The World Health Organization published a document entitled “Cancer Pain Relief” which set out principles of cancer pain management based on analgesic three step ladder. The latest version was published in 1996 with the principles of by the mouth, by the clock, and by the ladder (WHO, 1996). According to the principles, the first step begins with non opioid analgesics, plus adjuvants as needed, such as tricyclics antidepressant. The second step uses weak opioids plus or minus (+/-) non opioid analgesics plus or minus adjuvant. The third step uses strong opioids plus or minus non opioid analgesics plus or minus adjuvants. According to Shaun and Richard (2008), patients who have moderate to severe pain when first seen by a clinician should be started at the second or third step of the WHO analgesic ladder. Non opioid analgesics include sallcylates, aspirin, choline magnesium trisallycylate, and other NSAIDS such as acetaminophen. Weak opioids analgesics include codeine, dihydrocodeine, and hydrocodone. Strong opioids analgesics include morphine, oxycodone, fentanyl, methadone and levorphanol (Shaun, & Richard, 2008). Adjuvant analgesics are drugs that are not primarily analgesics but research has shown that they have analgesic properties. They are normally co-administered with analgesics mostly in management of refractory pain. These include diclofenac, Dexamethasone, Prednisilone, gabapentin, and amitriptyline (Ellison, 1993; Brown, & Fleming, 1996).

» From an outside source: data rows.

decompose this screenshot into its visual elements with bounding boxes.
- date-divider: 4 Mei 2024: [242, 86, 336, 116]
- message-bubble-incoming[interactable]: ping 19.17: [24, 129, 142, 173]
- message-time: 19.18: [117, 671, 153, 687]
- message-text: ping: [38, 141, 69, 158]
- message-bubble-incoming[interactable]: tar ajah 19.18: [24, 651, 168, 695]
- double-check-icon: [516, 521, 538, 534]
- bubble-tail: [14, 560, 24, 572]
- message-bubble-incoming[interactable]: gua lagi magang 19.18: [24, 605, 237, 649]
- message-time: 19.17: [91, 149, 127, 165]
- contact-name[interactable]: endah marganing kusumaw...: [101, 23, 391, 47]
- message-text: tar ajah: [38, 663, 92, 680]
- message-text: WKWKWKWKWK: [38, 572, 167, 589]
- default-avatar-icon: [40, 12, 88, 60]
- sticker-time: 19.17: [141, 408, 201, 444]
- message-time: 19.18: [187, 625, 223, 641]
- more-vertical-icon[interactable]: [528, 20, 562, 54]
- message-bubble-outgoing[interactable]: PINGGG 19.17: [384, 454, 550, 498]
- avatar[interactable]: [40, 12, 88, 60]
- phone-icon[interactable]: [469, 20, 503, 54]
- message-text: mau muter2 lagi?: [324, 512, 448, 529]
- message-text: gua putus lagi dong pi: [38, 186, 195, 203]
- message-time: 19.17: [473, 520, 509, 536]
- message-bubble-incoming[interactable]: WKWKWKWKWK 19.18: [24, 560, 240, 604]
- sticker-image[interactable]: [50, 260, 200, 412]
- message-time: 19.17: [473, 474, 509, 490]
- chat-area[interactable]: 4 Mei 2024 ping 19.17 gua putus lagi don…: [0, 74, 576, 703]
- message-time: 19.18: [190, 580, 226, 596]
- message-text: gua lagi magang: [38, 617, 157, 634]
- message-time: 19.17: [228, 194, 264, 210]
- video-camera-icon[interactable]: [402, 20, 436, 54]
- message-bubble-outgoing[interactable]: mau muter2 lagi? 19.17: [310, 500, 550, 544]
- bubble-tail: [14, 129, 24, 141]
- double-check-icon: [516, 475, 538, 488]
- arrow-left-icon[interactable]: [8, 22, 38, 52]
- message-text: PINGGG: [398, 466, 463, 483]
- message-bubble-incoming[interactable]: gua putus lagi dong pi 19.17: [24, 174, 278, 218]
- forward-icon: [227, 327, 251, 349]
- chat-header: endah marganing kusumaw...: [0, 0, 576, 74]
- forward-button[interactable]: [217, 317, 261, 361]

From the above (assessment and management) it can be deduce that there is a relationship between holistic nursing practice and assessment and management of chronic pain in that holistic practice considers all aspects of one’s life just as chronic pain has adverse and varied effects on ones life and therefore needs to be viewed in a way that the whole person and all related factors in his/her life are considered during the process of assessment and management. In holistic practice, factors that are not directly involved in a person’s disease process such as socio-cultural factors, role and functions, psychological and family issues are addressed. This too applies in assessment and management of chronic pain where by these factors are considered but in a different perspective; how the chronic nature of the pain has affected them (Woolf, 2004, p. 441).

Evaluation and Out Come of Chronic Pain Management

The nurse should always maintain accurate and complete records of pain management as part of nursing care. The following out comes should be used as measures of evaluating the effectiveness of chronic pain management; reduction in pain, improved physical, psychosocial functions, improved sleep with reduced depression and anxiety, change in use of medication in terms of dosage, frequency and completion of dose, increased ability to manage pain without external assistance, the reduction in utilization of health care services as a result of pain and verbalization of the client that he/she is feeling well or better (Turk, 2001; Moskovitz, 2002; Olungalunga, 2000). It is the role of the nurse to continuously monitor recovery progress, liaise with the other health professionals such as physicians, social workers, counselors and others. The nurse also ensures that patient receives his/her medication as prescribed.

Conclusion and recommendations

Holistic nursing care forms an integral part of chronic pain assessment and management. Holistic nursing care views an individual as a bio-psycho-social-spiritual being and therefore all aspects of one’s life are considered during assessment and management. Holistic nursing encompasses thorough assessment which involves both history taking and physical examination in order to come up with a proper care plan. The information gained from this paper will be of great help in my future nursing practices as it has opened up a new zeal to acquire more new information on chronic pain.